In mammals, reactive oxygen species (ROS) are essential factors for cell proliferation, differentiation, and growth,
notably during gestation, but are also potentially damaging agents. The present study describes the extent and pattern
of oxidative stress (OS) induction in maternal milieu, placenta, and embryos of rats after in vivo exposure to sublethal
doses of a well-known model prooxidant, such as t-butyl hydroperoxide (tbHP). tbHP administered (intraperitoneally)
to pregnant rats on specific gestation days (GDs) (either GD5–7 or GD8–10) at dosages of [one tenth the median lethal
dose (LD50) and one fifth LD50/day) caused significant OS, as evident by enhancement of malondialdehyde (MDA)

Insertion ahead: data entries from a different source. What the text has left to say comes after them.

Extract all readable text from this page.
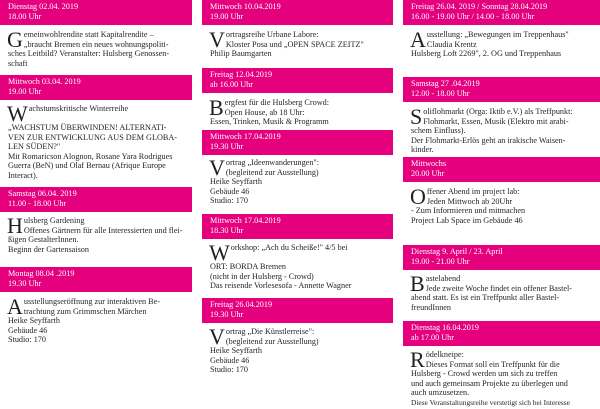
Dienstag 02.04. 2019
18.00 Uhr
G emeinwohlrendite statt Kapitalrendite –
„braucht Bremen ein neues wohnungspoliti-
sches Leitbild? Veranstalter: Hulsberg Genossen-
schaft
Mittwoch 03.04. 2019
19.00 Uhr
W achstumskritische Winterreihe

„WACHSTUM ÜBERWINDEN! ALTERNATI-
VEN ZUR ENTWICKLUNG AUS DEM GLOBA-
LEN SÜDEN?"
Mit Romaricson Alognon, Rosane Yara Rodrigues
Guerra (BeN) und Olaf Bernau (Afrique Europe
Interact).
Samstag 06.04. 2019
11.00 - 18.00 Uhr
H ulsberg Gardening
Offenes Gärtnern für alle Interessierten und flei-
ßigen GestalterInnen.
Beginn der Gartensaison
Montag 08.04 .2019
19.30 Uhr
A usstellungseröffnung zur interaktiven Be-
trachtung zum Grimmschen Märchen
Heike Seyffarth
Gebäude 46
Studio: 170
Mittwoch 10.04.2019
19.00 Uhr
V ortragsreihe Urbane Labore:
Kloster Posa und „OPEN SPACE ZEITZ"
Philip Baumgarten
Freitag 12.04.2019
ab 16.00 Uhr
B ergfest für die Hulsberg Crowd:
Open House, ab 18 Uhr:
Essen, Trinken, Musik & Programm
Mittwoch 17.04.2019
19.30 Uhr
V ortrag „Ideenwanderungen":
(begleitend zur Ausstellung)
Heike Seyffarth
Gebäude 46
Studio: 170
Mittwoch 17.04.2019
18.30 Uhr
W orkshop: „Ach du Scheiße!" 4/5 bei

ORT: BORDA Bremen
(nicht in der Hulsberg - Crowd)
Das reisende Vorlesesofa - Annette Wagner
Freitag 26.04.2019
19.30 Uhr
V ortrag „Die Künstlerreise":
(begleitend zur Ausstellung)
Heike Seyffarth
Gebäude 46
Studio: 170
Freitag 26.04. 2019 / Sonntag 28.04.2019
16.00 - 19.00 Uhr / 14.00 - 18.00 Uhr
A usstellung: „Bewegungen im Treppenhaus"
Claudia Krentz
Hulsberg Loft 2269", 2. OG und Treppenhaus
Samstag 27 .04.2019
12.00 - 18.00 Uhr
S oliflohmarkt (Orga: Iktib e.V.) als Treffpunkt:
Flohmarkt, Essen, Musik (Elektro mit arabi-
schem Einfluss).
Der Flohmarkt-Erlös geht an irakische Waisen-
kinder.
Mittwochs
20.00 Uhr
O ffener Abend im project lab:
Jeden Mittwoch ab 20Uhr
- Zum Informieren und mitmachen
Project Lab Space im Gebäude 46
Dienstag 9. April / 23. April
19.00 - 21.00 Uhr
B astelabend
Jede zweite Woche findet ein offener Bastel-
abend statt. Es ist ein Treffpunkt aller Bastel-
freundInnen
Dienstag 16.04.2019
ab 17.00 Uhr
R ödelkneipe:
Dieses Format soll ein Treffpunkt für die
Hulsberg - Crowd werden um sich zu treffen
und auch gemeinsam Projekte zu überlegen und
auch umzusetzen.
Diese Veranstaltungsreihe verstetigt sich bei Interesse
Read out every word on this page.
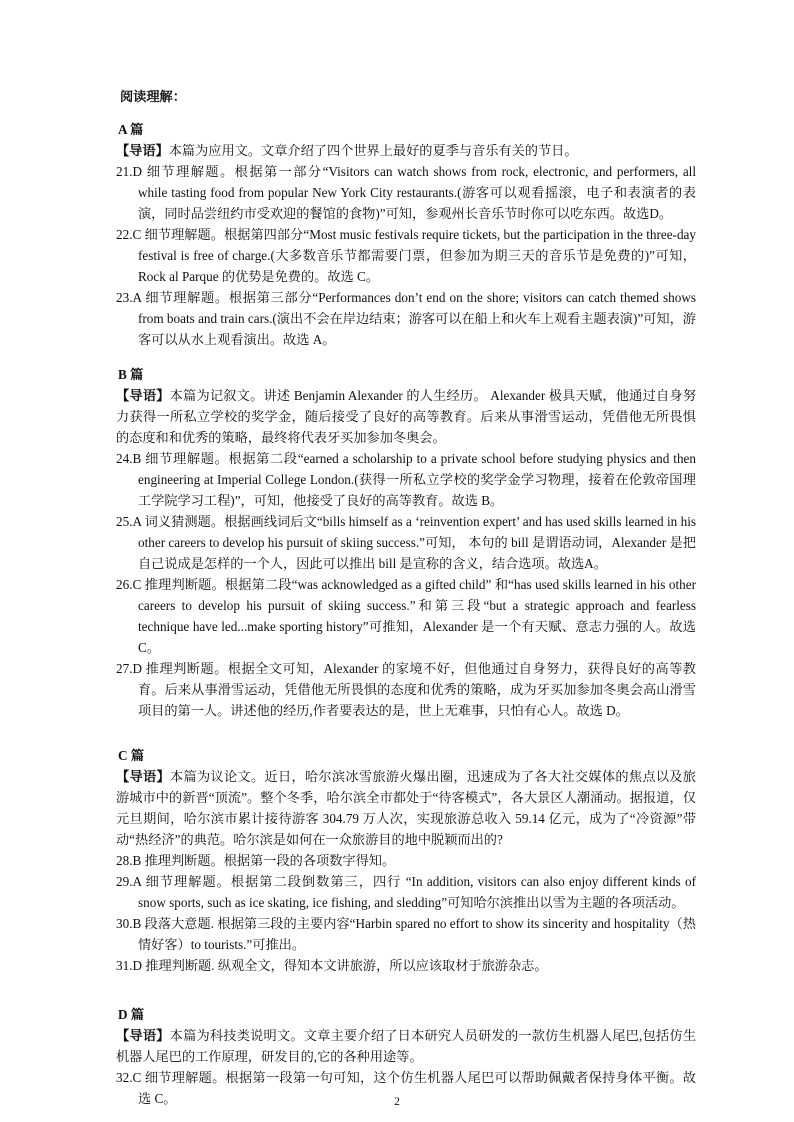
阅读理解：
A 篇
【导语】本篇为应用文。文章介绍了四个世界上最好的夏季与音乐有关的节日。
21.D 细节理解题。根据第一部分“Visitors can watch shows from rock, electronic, and performers, all while tasting food from popular New York City restaurants.(游客可以观看摇滚，电子和表演者的表演，同时品尝纽约市受欢迎的餐馆的食物)”可知，参观州长音乐节时你可以吃东西。故选D。
22.C 细节理解题。根据第四部分“Most music festivals require tickets, but the participation in the three-day festival is free of charge.(大多数音乐节都需要门票，但参加为期三天的音乐节是免费的)”可知，Rock al Parque 的优势是免费的。故选 C。
23.A 细节理解题。根据第三部分“Performances don’t end on the shore; visitors can catch themed shows from boats and train cars.(演出不会在岸边结束；游客可以在船上和火车上观看主题表演)”可知，游客可以从水上观看演出。故选 A。
B 篇
【导语】本篇为记叙文。讲述 Benjamin Alexander 的人生经历。 Alexander 极具天赋，他通过自身努力获得一所私立学校的奖学金，随后接受了良好的高等教育。后来从事滑雪运动，凭借他无所畏惧的态度和和优秀的策略，最终将代表牙买加参加冬奥会。
24.B 细节理解题。根据第二段“earned a scholarship to a private school before studying physics and then engineering at Imperial College London.(获得一所私立学校的奖学金学习物理，接着在伦敦帝国理工学院学习工程)”，可知，他接受了良好的高等教育。故选 B。
25.A 词义猜测题。根据画线词后文“bills himself as a ‘reinvention expert’ and has used skills learned in his other careers to develop his pursuit of skiing success.”可知， 本句的 bill 是谓语动词，Alexander 是把自己说成是怎样的一个人，因此可以推出 bill 是宣称的含义，结合选项。故选A。
26.C 推理判断题。根据第二段“was acknowledged as a gifted child” 和“has used skills learned in his other careers to develop his pursuit of skiing success.”和第三段“but a strategic approach and fearless technique have led...make sporting history”可推知，Alexander 是一个有天赋、意志力强的人。故选 C。
27.D 推理判断题。根据全文可知，Alexander 的家境不好，但他通过自身努力，获得良好的高等教育。后来从事滑雪运动，凭借他无所畏惧的态度和优秀的策略，成为牙买加参加冬奥会高山滑雪项目的第一人。讲述他的经历,作者要表达的是，世上无难事，只怕有心人。故选 D。
C 篇
【导语】本篇为议论文。近日，哈尔滨冰雪旅游火爆出圈，迅速成为了各大社交媒体的焦点以及旅游城市中的新晋“顶流”。整个冬季，哈尔滨全市都处于“待客模式”，各大景区人潮涌动。据报道，仅元旦期间，哈尔滨市累计接待游客 304.79 万人次，实现旅游总收入 59.14 亿元，成为了“冷资源”带动“热经济”的典范。哈尔滨是如何在一众旅游目的地中脱颖而出的?
28.B 推理判断题。根据第一段的各项数字得知。
29.A 细节理解题。根据第二段倒数第三，四行 “In addition, visitors can also enjoy different kinds of snow sports, such as ice skating, ice fishing, and sledding”可知哈尔滨推出以雪为主题的各项活动。
30.B 段落大意题. 根据第三段的主要内容“Harbin spared no effort to show its sincerity and hospitality（热情好客）to tourists.”可推出。
31.D 推理判断题. 纵观全文，得知本文讲旅游，所以应该取材于旅游杂志。
D 篇
【导语】本篇为科技类说明文。文章主要介绍了日本研究人员研发的一款仿生机器人尾巴,包括仿生机器人尾巴的工作原理，研发目的,它的各种用途等。
32.C 细节理解题。根据第一段第一句可知，这个仿生机器人尾巴可以帮助佩戴者保持身体平衡。故选 C。	2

and ROS levels, depleted reduced glutathione levels and elevated protein carbonyl content in maternal liver and
kidney. Further, tbHP treatment also caused significant oxidative impairments in placenta, whereas the weights were
marginally increased. Further, tbHP treatment induced a higher incidence of embryonic lethality (4- to 6-fold higher
than controls) and induced marked OS among GD13 embryos, as evidenced by elevated MDA, ROS generation, altered
redox status, and enzymatic antioxidant defenses, suggesting the vulnerability of embryos. Interestingly, incidence
of embryonic mortality and degree of oxidative dysfunctions caused by tbHP treatment during GD5–7 was relatively
higher, compared with GD8–10, suggesting differential susceptibility of embryos during the early postimplantation
period. Based on these findings, it is hypothesized that critical windows during early gestation may account for the
differential susceptibility of developing embryos to pro-oxidants and necessitate a better understanding of this
embryonic response to pro-oxidant exposures.